PHP Number Tips - Part 9: If you want to calculate statistical measures such as variance or skewness for a number set, you can use PEAR's Math_Stats class such as:
<?php
//include Math_Stats class
include "Math/Stats.php";
//initialize object
$stats = new Math_Stats();
//define number series
$series = array(76, 7348, 56, 2.6, 189, 67.59, 17594, 2648, 1929.79,↵
54, 329, 820);
//connect object to series
$stats->setData($series);
//calculate complete statistics
$data = $stats->calcFull();
print_r($data);
?>
PEAR's Math_Stats class is designed specifically to calculate statistical measures for a set of numbers. This number set must be expressed as an array, and passed to the class' setData( ) method then the calcFull( ) method can be used to generate a basic or expanded set of statistics about the number set.

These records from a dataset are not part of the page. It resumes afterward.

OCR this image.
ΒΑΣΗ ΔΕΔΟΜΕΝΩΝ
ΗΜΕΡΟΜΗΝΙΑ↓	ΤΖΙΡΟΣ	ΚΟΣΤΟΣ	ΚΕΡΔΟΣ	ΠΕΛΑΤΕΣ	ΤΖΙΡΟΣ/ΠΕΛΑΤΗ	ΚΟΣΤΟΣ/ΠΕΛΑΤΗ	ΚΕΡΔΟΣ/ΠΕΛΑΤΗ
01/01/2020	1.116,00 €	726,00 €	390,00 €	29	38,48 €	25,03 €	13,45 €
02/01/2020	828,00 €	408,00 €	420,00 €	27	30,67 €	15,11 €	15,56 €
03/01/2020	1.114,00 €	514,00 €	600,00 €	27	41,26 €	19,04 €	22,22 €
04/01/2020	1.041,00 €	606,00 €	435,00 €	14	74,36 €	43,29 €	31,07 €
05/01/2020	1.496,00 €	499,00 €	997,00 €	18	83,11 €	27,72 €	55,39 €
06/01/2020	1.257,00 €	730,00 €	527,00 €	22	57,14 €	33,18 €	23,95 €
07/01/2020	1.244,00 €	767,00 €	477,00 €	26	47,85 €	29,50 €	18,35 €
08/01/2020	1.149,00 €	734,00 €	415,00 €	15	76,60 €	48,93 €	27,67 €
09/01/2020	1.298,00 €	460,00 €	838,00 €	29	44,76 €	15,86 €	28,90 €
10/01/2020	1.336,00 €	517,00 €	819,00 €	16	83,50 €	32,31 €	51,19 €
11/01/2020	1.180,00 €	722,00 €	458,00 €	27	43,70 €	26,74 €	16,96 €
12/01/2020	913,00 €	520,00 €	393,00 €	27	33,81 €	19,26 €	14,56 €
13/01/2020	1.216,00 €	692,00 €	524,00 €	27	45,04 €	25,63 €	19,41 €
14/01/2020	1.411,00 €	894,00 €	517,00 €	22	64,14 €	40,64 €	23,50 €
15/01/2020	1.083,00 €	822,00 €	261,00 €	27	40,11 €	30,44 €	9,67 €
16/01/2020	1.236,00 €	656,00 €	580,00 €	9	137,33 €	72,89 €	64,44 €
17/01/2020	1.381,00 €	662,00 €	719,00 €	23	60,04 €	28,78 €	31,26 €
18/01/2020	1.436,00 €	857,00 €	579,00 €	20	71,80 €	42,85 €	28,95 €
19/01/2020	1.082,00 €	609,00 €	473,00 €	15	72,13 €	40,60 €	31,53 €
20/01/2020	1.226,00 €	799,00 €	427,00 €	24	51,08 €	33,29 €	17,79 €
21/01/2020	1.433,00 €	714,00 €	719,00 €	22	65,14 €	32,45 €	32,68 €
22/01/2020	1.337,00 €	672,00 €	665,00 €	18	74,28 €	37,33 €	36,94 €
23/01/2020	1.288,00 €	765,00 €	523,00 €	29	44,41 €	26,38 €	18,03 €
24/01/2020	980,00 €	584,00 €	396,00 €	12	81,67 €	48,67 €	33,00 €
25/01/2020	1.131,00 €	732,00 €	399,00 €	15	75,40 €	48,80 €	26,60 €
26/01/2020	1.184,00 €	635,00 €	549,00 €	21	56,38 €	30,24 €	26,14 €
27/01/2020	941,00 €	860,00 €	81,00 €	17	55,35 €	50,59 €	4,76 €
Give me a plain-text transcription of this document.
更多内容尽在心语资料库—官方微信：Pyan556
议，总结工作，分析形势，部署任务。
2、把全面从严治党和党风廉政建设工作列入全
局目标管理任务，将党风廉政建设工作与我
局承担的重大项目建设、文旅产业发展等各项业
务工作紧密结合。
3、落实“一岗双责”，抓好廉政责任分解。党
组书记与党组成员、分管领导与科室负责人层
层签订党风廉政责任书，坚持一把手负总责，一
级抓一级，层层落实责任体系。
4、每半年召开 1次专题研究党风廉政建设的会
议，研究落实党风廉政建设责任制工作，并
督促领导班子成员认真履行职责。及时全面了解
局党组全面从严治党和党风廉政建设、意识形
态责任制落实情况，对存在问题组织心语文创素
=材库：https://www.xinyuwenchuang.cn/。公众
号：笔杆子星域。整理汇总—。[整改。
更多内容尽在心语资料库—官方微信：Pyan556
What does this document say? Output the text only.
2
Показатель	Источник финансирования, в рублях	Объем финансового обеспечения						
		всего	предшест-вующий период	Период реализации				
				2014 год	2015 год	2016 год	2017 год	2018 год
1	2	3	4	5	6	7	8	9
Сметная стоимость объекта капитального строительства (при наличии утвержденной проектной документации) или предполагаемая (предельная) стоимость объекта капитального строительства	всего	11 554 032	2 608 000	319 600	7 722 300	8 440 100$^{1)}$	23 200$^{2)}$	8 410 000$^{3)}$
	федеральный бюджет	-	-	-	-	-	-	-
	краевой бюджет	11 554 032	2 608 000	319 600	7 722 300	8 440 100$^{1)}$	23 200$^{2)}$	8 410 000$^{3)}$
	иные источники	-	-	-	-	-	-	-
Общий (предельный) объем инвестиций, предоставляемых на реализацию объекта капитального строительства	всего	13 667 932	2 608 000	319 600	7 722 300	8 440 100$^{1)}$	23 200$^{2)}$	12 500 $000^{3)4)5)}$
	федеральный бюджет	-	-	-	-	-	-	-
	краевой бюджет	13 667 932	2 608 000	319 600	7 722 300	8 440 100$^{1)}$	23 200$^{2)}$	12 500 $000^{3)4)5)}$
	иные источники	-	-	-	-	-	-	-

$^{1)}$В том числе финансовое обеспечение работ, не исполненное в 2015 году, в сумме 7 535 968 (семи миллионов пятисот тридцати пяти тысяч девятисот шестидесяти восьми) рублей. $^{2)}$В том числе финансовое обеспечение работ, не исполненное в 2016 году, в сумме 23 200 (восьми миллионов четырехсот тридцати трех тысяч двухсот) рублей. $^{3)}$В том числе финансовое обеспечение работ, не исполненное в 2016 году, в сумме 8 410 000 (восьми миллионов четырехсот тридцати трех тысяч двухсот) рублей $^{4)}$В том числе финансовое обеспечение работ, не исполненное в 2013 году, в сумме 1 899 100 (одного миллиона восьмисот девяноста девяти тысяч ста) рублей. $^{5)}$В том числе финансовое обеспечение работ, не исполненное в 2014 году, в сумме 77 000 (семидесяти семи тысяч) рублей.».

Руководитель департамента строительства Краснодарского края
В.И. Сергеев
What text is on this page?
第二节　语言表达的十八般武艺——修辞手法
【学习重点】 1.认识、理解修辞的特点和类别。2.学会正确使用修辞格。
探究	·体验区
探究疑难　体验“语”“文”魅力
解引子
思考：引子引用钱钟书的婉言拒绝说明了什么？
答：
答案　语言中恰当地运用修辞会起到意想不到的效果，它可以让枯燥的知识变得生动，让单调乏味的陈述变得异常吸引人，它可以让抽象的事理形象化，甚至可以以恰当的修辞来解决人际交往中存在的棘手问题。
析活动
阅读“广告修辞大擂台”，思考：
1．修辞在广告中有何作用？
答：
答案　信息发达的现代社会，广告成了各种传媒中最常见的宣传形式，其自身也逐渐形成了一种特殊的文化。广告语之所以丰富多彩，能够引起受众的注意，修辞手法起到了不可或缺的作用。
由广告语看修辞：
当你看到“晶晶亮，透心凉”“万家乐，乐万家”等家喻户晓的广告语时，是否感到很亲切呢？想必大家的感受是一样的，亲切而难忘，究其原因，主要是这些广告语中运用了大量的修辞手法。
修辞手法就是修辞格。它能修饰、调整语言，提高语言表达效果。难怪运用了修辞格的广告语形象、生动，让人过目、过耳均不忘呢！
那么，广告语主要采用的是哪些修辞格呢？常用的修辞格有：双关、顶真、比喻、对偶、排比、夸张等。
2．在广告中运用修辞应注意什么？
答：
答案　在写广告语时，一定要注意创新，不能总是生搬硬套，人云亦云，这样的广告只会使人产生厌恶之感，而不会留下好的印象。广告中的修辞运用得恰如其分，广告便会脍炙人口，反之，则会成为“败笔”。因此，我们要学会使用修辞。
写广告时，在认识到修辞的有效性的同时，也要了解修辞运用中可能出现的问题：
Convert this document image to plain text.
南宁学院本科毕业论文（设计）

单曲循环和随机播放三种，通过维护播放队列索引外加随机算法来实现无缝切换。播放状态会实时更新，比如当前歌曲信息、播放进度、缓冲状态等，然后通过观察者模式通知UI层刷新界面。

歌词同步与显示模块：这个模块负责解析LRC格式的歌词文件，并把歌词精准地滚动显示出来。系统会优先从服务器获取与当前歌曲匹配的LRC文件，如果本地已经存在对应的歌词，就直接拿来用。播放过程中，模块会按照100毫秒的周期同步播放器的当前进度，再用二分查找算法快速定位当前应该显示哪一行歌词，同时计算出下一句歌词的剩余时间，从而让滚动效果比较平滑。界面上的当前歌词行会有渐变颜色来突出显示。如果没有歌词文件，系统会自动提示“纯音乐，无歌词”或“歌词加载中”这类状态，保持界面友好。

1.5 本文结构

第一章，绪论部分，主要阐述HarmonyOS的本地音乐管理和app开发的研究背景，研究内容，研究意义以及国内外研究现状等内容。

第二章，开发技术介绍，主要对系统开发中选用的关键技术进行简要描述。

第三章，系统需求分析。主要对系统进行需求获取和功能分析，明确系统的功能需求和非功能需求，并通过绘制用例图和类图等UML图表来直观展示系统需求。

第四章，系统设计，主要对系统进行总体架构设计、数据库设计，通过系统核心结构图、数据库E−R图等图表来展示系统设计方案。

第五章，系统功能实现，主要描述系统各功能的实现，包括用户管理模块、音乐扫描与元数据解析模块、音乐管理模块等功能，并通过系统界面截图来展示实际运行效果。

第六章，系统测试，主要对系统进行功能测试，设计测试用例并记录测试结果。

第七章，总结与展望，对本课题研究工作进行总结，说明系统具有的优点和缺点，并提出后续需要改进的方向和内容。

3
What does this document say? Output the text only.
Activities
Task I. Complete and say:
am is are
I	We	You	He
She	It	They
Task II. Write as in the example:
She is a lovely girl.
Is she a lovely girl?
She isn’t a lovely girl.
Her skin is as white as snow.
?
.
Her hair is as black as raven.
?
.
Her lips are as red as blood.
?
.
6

Here is the following output of the calcFull( ) method:
Array
(
[min] => 2.6
[max] => 17594
[sum] => 31113.98
[sum2] => 375110698.612
[count] => 12
[mean] => 2592.83166667
[median] => 259
[mode] => Array
(
[0] => 1929.79
[1] => 820
[2] => 2648
[3] => 7348
[4] => 17594
[5] => 329
[6] => 189
[7] => 54
[8] => 56
[9] => 67.59
[10] => 76
[11] => 2.6
)
[midrange] => 8798.3
[geometric_mean] => 324.444468821
[harmonic_mean] => 26.1106363977
[stdev] => 5173.68679862
[absdev] => 3301.9175
[variance] => 26767035.0902
[range] => 17591.4
[std_error_of_mean] => 1493.51473294
[skewness] => 2.02781206173
[kurtosis] => 2.98190358339
[coeff_of_variation] => 1.99538090541
[sample_central_moments] => Array
(
[1] => 0
[2] => 24536448.8327
[3] => 280820044848
[4] => 4.2858793901E+015
[5] => 6.34511539688E+019
)
[sample_raw_moments] => Array
(
[1] => 2592.83166667
[2] => 31259224.8844
[3] => 489107716046
[4] => 8.23326983124E+015
[5] => 1.42287015523E+020
)
[frequency] => Array
(
[2.6] => 1
[54] => 1
[56] => 1
[67.59] => 1
[76] => 1
[189] => 1
[329] => 1
[820] => 1
[1929.79] => 1
[2648] => 1
[7348] => 1
[17594] => 1
)
[quartiles] => Array
(
[25] => 61.795
[50] => 259
[75] => 2288.895
)
[interquartile_range] => 2227.1
[interquartile_mean] => 568.563333333
[quartile_deviation] => 1113.55
[quartile_variation_coefficient] => 94.7423947862
[quartile_skewness_coefficient] => 0.822904225226
)
In the listing above, calcFull( ) generates a complete set of statistics data such as including its mean, median, mode, and range; its variance and standard deviation; its skewness, kurtosis, and moments; and its quartiles, inter-quartible range, and quartile deviation. Beside that, it is also possible to generate a histogram and plot the frequency distribution of a data set with PEAR's Math_Histogram package as the following:
<?php
//include Math_Histogram class
include "Math/Histogram.php";
//define number series
$series = array(10,73,27,11,92,97,49,86,92,4,32,61,2,13,48,81,94,17,8);
//initialize an object
$hist = new Math_Histogram();
//connect class to data series
$hist->setData($series);
//define number of bins and upper/lower limits
$hist->setBinOptions(10,0,100);
//calculate frequencies
$hist->calculate();
//print as ASCII bar chart
echo $hist->printHistogram();
?>
In here, a number series is expressed as an array and passed to the setData( ) and calculate( ) methods for processing. The number and size of the histogram bins can be controlled with the setBinOptions( ) method. The printHistogram( ) method displays an ASCII representation of the histogram as follow:
Histogram
Number of bins: 10
Plot range: [0, 100]
Data range: [2, 97]
Original data range: [2, 97]
BIN (FREQUENCY) ASCII_BAR (%)
10.000 (4 ) |**** (21.1%)
20.000 (3 ) |*** (15.8%)
30.000 (1 ) |* (5.3%)
40.000 (1 ) |* (5.3%)
50.000 (2 ) |** (10.5%)
60.000 (0 ) | (0.0%)
70.000 (1 ) |* (5.3%)
80.000 (1 ) |* (5.3%)
90.000 (2 ) |** (10.5%)
100.000 (4 ) |**** (21.1%)
Note that the Math_Histogram package supports both simple and cumulative historgrams as well as histograms in three and four dimensions.